From 20 to 25 October, the Grameen Crédit Agricole Foundation brought together in Ouagadougou (Burkina Faso), 22 African microfinance institutions (MFIs), partners supported within the framework of the African Facility, a scheme set up in 2013 by the Grameen Credit Agricole Foundation and the French Development Agency (AFD) to support a larger number of rural MFIs in sub-Saharan Africa.
On October 20th, the 42 representatives of the partner institutions met with the Foundation’s teams in order to assess the African Facility over the past year, welcome the new beneficiaries of the programme and share the best practices of the different institutions that attended, before meeting with representatives of AFD and Proparco present in Ouagadougou.
Participation in the African Microfinance Week
The African Facility partners also had the opportunity to participate in ADA’s African Microfinance Week (SAM 2019) from October 21st to 25th. Open to all microfinance practitioners, SAM is a common African platform for reflection and exchange among all stakeholders in the sector to accelerate in a sustainable manner both financial inclusion and economic growth of the continent.
This event aims to facilitate exchanges between microfinance professionals and foster synergies at regional and international level. With this in mind, the Foundation organized a training course on Adaptation of MFIs to climate change that brought together more than fifty professionals, mainly from Africa, concerned by the fact that the variations and the difficulty in predicting the climate put at risk the livelihoods of microfinance borrowers, and thereby threaten the future ability of MFIs to operate in rural areas.

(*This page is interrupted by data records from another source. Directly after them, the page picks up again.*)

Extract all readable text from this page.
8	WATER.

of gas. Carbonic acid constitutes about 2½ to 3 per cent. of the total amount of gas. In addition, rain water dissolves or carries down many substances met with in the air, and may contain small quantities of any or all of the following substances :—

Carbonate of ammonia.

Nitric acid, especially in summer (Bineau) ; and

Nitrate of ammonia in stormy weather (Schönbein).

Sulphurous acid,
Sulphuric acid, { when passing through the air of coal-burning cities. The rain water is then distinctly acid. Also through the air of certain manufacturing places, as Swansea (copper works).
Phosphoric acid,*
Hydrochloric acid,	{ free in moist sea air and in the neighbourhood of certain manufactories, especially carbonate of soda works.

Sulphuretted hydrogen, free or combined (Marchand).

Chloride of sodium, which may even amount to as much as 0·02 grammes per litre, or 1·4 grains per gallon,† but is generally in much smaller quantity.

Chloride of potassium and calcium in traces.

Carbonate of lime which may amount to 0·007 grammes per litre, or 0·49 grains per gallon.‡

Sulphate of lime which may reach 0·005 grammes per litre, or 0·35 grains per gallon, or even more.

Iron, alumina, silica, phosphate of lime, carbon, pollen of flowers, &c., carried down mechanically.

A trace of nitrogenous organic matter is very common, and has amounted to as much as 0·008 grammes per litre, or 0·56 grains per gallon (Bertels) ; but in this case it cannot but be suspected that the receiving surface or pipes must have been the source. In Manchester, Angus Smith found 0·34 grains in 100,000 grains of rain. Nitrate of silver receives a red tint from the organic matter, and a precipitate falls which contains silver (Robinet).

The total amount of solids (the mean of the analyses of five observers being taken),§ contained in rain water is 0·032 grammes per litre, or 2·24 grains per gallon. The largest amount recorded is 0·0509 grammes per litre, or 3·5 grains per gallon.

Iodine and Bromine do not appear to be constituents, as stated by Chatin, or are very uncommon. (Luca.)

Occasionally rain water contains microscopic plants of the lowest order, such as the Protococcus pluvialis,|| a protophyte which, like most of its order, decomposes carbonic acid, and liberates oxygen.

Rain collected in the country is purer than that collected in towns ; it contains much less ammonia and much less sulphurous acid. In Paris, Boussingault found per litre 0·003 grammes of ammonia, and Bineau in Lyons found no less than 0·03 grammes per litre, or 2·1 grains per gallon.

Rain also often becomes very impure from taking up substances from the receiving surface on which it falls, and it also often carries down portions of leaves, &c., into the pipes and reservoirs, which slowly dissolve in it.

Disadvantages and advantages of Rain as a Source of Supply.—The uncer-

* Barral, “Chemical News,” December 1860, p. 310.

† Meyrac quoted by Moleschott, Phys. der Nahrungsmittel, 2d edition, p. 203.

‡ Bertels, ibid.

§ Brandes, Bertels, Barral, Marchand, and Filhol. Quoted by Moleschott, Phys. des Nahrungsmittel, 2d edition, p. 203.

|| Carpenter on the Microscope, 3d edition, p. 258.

Represented by Philippe Guichandut, Director of Inclusive Finance Development, the Foundation also spoke at a round table on the state of the art of the inclusive finance sector and its contributions to the SDGs in Africa. He stressed, among other things, the challenges linked to the financial inclusion of refugees, the challenges of digital finance as well as the importance of financing small farms which remain at the heart of the Foundation’s concerns.